Ma cosa è successo di preciso quella notte tra il 25 e il 26 marzo nell'appartamento di Via San Cosma? La causa della morte, secondo il professor Arcudi, non era avvenuta né per strangolamento, né strozzamento digitale ma a seguito di una violenta aggressione, con arresto cardiaco causato da un riflesso nervoso. La colluttazione, verosimilmente con pugni e calci, è proseguita con una compressione sulla parte anteriore del collo, fatta con un mezzo contundente, come un bastone. Qui l'esperto anatomo patologo non si era sbilanciato, in considerazione delle numerose possibilità, compresa una parte del corpo dell'aggressore, avente però superficie ruvida, quale un braccio - come sostiene la difesa - coperto da un capo di abbigliamento ruvido.
La Giusti sostiene che la vittima possa essere stata percossa con due diversi mezzi contundenti e con una certa forza, quindi da due persone. «Lo hanno fatto insieme dopo le 22,40 del 25 marzo», «la Dipino la picchia insieme a lui, lesioni con diversa energia ci etica e diversi mezzi contundenti».
Prima di essere deposto nella cassapanca il cadavere sarebbe rimasto a terra per 12 ore. "Stai zitta se no ti faccio fare la fine di quell'altra" avrebbe detto Giuseppe Lima pensando al da farsi, con Enza che telefona a un suo conoscente, Vincenzo Della Pietra, di Maiori, chiedendogli se avesse a disposizione un furgone per potervi caricare una cassapanca e portarla a Salerno.

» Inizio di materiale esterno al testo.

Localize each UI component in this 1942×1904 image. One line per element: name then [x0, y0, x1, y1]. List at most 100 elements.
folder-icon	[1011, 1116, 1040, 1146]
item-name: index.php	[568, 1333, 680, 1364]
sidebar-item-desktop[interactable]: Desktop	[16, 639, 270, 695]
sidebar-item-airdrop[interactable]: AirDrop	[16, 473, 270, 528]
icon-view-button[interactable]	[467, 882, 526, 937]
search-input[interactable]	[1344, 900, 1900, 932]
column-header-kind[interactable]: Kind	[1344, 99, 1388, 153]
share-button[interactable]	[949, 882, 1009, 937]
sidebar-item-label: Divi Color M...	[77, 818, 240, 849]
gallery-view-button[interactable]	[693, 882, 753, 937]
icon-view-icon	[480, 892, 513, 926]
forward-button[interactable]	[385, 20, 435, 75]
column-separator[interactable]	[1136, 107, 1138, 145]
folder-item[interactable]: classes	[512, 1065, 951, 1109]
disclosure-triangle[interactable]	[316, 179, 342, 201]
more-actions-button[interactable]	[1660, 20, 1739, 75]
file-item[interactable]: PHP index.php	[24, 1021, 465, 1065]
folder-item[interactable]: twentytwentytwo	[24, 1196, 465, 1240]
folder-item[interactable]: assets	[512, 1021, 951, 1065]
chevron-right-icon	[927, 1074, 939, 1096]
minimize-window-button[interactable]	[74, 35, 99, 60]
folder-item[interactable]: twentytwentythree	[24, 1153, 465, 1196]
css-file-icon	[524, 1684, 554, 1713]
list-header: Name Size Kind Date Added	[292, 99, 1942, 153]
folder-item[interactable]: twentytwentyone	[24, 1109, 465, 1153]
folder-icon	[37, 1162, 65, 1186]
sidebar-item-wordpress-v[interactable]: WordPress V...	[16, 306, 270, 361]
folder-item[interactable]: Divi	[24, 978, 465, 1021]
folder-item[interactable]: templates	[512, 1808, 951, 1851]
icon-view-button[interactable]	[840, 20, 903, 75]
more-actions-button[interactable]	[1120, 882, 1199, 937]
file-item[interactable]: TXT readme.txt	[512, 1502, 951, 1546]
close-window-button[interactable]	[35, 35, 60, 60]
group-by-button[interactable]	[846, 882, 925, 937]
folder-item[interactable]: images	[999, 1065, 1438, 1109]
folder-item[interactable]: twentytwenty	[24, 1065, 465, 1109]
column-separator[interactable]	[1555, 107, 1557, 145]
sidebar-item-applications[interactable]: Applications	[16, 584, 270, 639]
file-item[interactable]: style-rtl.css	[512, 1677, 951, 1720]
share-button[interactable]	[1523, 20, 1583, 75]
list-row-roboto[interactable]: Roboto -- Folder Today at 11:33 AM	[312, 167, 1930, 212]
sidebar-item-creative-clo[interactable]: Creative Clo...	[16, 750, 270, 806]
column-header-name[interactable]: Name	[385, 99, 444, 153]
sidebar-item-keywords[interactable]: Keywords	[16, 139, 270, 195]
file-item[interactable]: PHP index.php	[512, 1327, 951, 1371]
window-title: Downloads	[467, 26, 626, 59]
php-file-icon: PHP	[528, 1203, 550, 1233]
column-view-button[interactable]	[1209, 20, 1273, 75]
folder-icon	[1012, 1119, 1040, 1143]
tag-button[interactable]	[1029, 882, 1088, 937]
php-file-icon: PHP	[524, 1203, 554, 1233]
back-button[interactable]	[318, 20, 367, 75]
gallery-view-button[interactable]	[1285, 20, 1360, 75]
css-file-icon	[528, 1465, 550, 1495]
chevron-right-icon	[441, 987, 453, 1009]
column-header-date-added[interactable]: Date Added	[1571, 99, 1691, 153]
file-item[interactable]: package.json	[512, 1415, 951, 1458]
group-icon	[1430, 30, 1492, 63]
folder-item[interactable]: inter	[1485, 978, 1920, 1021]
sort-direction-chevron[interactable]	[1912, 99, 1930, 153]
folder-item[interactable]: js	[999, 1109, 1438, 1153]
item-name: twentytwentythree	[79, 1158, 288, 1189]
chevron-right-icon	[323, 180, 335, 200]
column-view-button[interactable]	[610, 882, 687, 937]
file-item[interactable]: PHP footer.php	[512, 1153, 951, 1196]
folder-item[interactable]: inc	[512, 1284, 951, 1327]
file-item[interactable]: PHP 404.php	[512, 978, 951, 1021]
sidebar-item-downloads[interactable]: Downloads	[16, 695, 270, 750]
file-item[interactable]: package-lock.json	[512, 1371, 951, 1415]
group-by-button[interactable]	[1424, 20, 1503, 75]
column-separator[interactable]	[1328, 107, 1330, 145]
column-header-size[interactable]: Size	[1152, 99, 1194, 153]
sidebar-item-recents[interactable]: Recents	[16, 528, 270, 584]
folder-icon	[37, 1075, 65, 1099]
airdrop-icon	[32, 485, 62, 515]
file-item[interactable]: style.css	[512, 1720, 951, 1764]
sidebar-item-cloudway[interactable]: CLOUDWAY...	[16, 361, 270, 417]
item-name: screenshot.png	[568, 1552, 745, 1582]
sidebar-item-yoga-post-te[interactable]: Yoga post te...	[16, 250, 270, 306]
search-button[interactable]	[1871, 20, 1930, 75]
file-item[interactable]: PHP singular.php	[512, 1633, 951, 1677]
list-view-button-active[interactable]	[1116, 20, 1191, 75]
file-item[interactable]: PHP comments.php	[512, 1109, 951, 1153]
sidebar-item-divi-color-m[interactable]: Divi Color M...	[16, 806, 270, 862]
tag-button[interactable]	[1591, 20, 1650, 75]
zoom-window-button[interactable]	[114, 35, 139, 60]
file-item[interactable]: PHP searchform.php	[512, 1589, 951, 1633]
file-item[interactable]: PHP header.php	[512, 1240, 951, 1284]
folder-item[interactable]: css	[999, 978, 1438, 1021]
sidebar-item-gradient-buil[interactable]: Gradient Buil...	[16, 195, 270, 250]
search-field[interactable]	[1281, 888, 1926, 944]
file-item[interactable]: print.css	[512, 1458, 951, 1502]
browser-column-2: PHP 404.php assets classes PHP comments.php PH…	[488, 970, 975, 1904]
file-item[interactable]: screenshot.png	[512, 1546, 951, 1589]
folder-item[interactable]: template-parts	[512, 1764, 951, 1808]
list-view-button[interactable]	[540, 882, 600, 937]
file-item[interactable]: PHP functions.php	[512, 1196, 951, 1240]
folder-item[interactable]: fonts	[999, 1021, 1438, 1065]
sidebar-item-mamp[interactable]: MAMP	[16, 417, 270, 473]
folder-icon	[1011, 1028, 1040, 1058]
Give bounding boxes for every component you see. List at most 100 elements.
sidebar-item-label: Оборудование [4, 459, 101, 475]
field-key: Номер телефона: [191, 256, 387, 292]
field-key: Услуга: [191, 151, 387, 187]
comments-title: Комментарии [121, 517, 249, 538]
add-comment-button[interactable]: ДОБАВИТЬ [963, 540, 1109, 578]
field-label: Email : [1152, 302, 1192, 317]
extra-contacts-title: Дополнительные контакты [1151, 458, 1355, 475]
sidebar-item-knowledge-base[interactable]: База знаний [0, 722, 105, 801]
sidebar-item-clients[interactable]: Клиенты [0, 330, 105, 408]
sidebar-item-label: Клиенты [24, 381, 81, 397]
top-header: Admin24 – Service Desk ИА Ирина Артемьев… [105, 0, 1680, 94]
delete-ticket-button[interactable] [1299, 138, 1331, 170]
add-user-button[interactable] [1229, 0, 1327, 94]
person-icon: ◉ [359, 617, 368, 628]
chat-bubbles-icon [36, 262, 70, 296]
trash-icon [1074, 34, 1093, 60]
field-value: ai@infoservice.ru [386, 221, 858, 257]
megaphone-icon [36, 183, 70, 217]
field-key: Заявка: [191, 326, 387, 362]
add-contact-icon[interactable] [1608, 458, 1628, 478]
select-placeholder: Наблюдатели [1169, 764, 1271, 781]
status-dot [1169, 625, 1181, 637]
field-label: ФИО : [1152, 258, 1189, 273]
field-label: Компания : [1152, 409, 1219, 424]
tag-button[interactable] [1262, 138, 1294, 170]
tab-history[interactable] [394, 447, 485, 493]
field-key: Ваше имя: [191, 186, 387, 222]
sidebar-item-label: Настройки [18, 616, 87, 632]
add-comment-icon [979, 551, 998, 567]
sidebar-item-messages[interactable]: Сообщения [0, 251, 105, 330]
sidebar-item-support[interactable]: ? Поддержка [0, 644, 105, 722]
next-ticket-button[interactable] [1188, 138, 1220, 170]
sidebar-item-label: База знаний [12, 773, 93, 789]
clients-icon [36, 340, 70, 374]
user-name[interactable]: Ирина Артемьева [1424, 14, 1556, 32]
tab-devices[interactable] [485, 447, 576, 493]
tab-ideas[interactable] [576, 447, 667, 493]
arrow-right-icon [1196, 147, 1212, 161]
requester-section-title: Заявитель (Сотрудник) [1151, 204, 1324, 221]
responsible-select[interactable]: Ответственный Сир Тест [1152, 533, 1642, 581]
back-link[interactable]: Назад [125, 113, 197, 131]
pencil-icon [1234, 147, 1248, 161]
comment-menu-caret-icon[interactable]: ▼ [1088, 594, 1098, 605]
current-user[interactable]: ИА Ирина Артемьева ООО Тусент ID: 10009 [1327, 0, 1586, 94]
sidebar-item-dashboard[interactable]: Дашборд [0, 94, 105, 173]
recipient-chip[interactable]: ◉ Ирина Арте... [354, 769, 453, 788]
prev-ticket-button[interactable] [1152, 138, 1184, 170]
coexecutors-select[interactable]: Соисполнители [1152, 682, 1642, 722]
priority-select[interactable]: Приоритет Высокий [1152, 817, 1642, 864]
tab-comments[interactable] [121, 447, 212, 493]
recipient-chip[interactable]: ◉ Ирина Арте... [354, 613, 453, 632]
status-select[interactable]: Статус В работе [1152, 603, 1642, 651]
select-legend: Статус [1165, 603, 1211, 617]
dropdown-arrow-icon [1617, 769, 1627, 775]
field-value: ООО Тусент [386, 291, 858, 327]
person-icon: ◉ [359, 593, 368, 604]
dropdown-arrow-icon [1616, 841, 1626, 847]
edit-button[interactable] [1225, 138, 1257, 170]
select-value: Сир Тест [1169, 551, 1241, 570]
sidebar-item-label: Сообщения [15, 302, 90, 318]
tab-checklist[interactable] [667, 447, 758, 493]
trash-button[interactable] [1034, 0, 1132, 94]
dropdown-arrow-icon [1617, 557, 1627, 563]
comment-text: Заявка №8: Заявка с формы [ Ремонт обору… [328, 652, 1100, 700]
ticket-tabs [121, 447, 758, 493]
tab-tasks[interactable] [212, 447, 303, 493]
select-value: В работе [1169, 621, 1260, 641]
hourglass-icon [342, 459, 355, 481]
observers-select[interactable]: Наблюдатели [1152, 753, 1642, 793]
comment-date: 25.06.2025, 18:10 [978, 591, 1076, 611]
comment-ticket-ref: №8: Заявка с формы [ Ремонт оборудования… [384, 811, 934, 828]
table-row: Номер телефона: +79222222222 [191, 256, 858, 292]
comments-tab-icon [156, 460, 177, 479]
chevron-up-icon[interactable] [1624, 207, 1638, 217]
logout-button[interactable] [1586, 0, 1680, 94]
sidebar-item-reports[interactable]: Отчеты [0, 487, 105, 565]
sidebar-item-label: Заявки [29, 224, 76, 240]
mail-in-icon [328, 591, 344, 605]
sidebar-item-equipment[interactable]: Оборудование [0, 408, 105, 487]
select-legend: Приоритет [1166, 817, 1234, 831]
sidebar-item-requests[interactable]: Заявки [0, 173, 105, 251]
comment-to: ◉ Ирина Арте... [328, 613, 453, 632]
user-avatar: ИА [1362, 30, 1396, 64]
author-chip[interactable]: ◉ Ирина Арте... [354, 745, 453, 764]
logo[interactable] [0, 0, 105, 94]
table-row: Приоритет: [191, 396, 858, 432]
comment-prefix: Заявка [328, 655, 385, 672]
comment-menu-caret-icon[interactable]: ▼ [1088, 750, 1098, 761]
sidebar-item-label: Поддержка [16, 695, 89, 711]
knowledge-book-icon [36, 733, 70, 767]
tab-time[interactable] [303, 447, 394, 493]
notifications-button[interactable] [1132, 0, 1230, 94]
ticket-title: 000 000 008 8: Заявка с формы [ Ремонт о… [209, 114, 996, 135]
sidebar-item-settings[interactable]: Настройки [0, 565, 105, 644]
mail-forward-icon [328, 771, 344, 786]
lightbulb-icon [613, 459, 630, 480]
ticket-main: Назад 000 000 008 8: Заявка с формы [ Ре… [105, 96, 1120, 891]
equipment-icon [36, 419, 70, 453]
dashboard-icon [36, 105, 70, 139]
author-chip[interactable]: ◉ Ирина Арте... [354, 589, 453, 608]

«Quando (la Dipino ndr) ha avuto la possibilità di dire le cose non lo ha fatto secondo un modo lineare - spiega in aula la Giusti - Perché non lo ha fatto? C'è solo un motivo: perchè le mani al collo gliele ha messe lei». E traccia il profilo psicologico della presunta omcida: «Non è una persona succube, sulla scena del delitto è parte attiva. Lei c'era, entrambe avevano un movente: la gelosia. Nelle intercettazioni ambientali lei spesso ride, facendo gesti di mani intorno al collo, mai mostrato compassione per la morte (della Attruia ndr)».
Per quanto riguarda la posizione del Lima, per la Giusti si sarebbe creato un alibi falso, lo stesso che continua a portare avanti dal carcere.Per lui si attende ancora l'avviso di conclusione delle indagini preliminari: era accusato inizialmente solo di occultamento di cadavere e favoreggiamento personale.
Per la Dipino chiesta la massima pena. E' uscita in lacrime dall'aula, accompagnata dalla polizia penitenziaria.
Domani, mercoledì 14 giugno, sarà il turno della difesa con gli avvocati Marcello Giani e Stefania Forlani pronti a controbattere. E non si escludono ulteriori colpi di scena.